Контроль мы прошли без особых хлопот. Правда, пришлось объяснить симпатичной молодой женщине в форме пограничной полиции, почему мы прибыли раньше остальных.

– Профессор Дарский послал меня и своего личного секретаря Александру Булкину для того, чтобы все заранее подготовить к приезду делегации нашего института, – произнес я по-немецки. Немка внимательно выслушала меня, на мгновение задумалась, но тут же заученно улыбнулась и поставила в наши паспорта отметки о въезде.

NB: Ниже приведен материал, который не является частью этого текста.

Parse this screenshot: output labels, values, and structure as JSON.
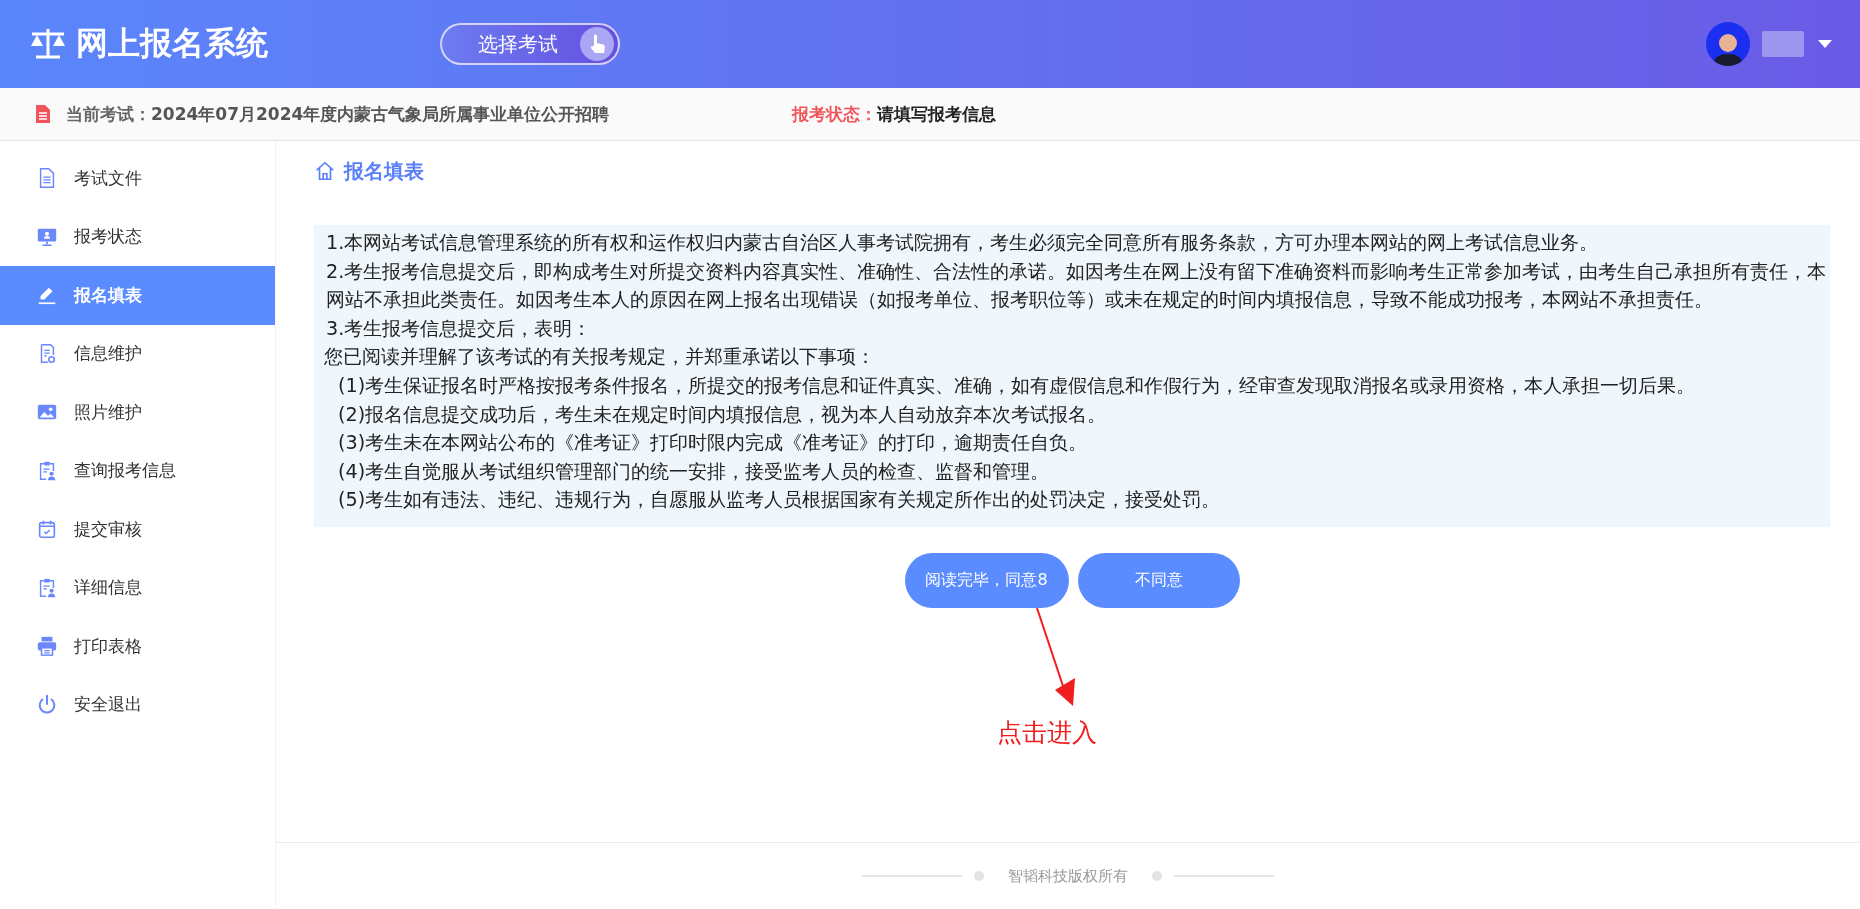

– А ты здорово говоришь по-ихнему, – заметила Сашка, когда мы оказались в зале ожидания. – Я, конечно, ничего не поняла, кроме "Александра Булкина". А почему ты не назвал меня фройляйн? В фильмах фашисты всегда девчонок "фройляйн" называют.

– Сейчас так говорить не принято, устарело, – ответил я девушке, складывая наш багаж на свободную лавочку. Потом достал сотовый телефон и набрал номер, который получил от Тарантула.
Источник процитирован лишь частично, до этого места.